Across the way from the entrance to the Duomo, is the Baptistery, where people are always lining up taking photos in front of Ghiberti's two gilded bronze doors.  These doors are actually replicas.  The real ones were moved for conservation’s sake to the Museum of the Opera del Duomo, which is right by the Duomo and where one can also see “The Pietà” by Michelangelo.

A short walk away from the Duomo is the stunning Great Synagogue of Florence, designed in a Moorish style; it is a site to behold inside and out. It was built between 1874 and 1882. There were three architects; Mariano Falcini, Professor Vincente Micheli, and Marco Treves, who was Jewish. The design is a mix of traditions of the Islamic and Italian worlds. It’s truly a masterpiece, as every inch of the synagogue is decorated with mosaics, marble, and all the internal walls are painted with intricate designs from floor to ceiling.

It successfully survived World War II. The Germans tried to blow it up, but the main building withstood their efforts. The Nazis then decided to use it as a warehouse and stable, bayonet marks are still visible on the doors of the Holy Ark. Also, before the fascists fled Florence they mined the synagogue with explosives. Fortunately, the partisans were able to diffuse most of the bombs. However, one gallery fell, but was replaced.

A wonderful way to experience the synagogue is to attend services, and times are easy to find online.  The Chabad house is only mere steps away, and don’t be surprised if you run into the rabbi’s son or locals who will happily help you with directions and times.

While you are there, take a few minutes to go to the second floor of the synagogue as you will find the Jewish Museum of Florence filled with torah scrolls, ketubbah’s and a variety of silver Judica items. 

Be sure to also take time to notice on your way out a stone monument with the names of 248 Jews who were deported from Florence during World War Two engraved on the face. 

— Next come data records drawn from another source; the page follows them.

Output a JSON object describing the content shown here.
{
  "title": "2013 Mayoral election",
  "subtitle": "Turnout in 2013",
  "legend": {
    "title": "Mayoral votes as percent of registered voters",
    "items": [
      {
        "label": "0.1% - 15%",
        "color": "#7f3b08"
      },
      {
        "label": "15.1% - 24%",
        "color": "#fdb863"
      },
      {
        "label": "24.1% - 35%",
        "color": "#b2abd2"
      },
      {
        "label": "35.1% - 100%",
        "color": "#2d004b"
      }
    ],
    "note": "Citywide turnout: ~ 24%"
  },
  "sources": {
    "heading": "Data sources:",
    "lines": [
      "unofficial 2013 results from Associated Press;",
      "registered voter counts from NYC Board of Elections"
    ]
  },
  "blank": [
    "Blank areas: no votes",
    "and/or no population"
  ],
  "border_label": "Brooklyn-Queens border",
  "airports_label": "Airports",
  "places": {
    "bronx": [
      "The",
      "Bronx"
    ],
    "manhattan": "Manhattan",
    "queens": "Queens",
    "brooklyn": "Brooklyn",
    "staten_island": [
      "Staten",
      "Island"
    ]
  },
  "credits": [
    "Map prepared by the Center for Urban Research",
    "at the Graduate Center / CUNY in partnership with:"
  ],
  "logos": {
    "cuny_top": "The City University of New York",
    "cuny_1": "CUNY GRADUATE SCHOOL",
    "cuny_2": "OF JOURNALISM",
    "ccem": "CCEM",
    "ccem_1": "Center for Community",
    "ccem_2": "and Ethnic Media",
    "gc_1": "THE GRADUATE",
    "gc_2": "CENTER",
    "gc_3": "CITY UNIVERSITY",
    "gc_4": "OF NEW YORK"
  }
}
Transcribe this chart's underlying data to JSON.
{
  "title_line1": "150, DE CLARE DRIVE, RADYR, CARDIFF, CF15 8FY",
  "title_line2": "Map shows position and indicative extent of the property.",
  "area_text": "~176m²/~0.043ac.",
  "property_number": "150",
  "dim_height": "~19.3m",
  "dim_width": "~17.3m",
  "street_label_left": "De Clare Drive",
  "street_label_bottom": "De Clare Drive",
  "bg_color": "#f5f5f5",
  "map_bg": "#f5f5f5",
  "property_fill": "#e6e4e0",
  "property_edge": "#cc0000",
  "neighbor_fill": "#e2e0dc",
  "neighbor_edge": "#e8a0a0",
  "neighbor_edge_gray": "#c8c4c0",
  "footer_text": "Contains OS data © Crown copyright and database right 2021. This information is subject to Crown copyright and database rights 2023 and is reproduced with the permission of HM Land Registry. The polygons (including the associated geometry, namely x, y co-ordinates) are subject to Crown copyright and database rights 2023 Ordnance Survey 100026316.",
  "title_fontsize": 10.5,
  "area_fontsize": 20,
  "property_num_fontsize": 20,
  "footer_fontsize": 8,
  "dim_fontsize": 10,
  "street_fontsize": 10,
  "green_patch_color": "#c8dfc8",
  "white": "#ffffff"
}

Make sure not to leave Florence without spending some time with David, Michelangelo’s sculpture David.  The real sculpture is in the Accademia di Belle Arti Firenze museum.  Truly a masterpiece, many tourists find themselves standing in awe for a good half an hour, just mesmerized.  The Museum also has a room filled with sculptures that is worth a visit while you are in the vicinity.  A museum curator will most likely be yelling, “No Photos,” but no one seems to pay attention.  However, if you play by the rules and want a photo of David, there is a huge selection of postcards and books in the shop.

Where to Eat

Right next to the synagogue is a vegetarian kosher restaurant, Ruth’s. If you walk in, chances are the aroma of delicious food will bring you to your knees, so grab a table and check it out.

However, if you are looking for a place where the locals haunt, check out Il Cibreo Café, which is a mere few blocks away. There is a café and restaurant. The café is more casual, has limited choices as opposed to the restaurant, which is expensive and a more elegant affair. The food is not your typical Italian fare, nor is the clientele. Needless to say, I had an extremely interesting and unplanned lunch with Domenico Giorgi, Italy’s ambassador to Afghanistan, and his family. 

What to Buy and Where

No trip to Florence is complete without checking out the San Lorenzo market. The market is about a five- to 10-minute walk away from the Duomo and is filled with a wide array of leather goods, belts, bags, scarves, jewelry and murano glass sculptures.  Definitely bargain with the sellers, and also know often you can get better prices at the little stands that are not part of the market, but dotted along the streets. Whatever you buy, chances are the only regret you will have, is that you did not buy more.

If brand name shops are more your speed, Florence boasts a myriad options such as Gucci, Pucci, Ferragamo, Valentino, Prada, Armani and Ermenegildo. Some of the streets with highbrow and elegant shops to wander are Via Tornabuoni, the Via del Parione, and the Via Maggio. There are also many winding streets that are fun to explore filled with smaller shops that sell beautiful glass sculptures, clothing, leather goods, wine and books.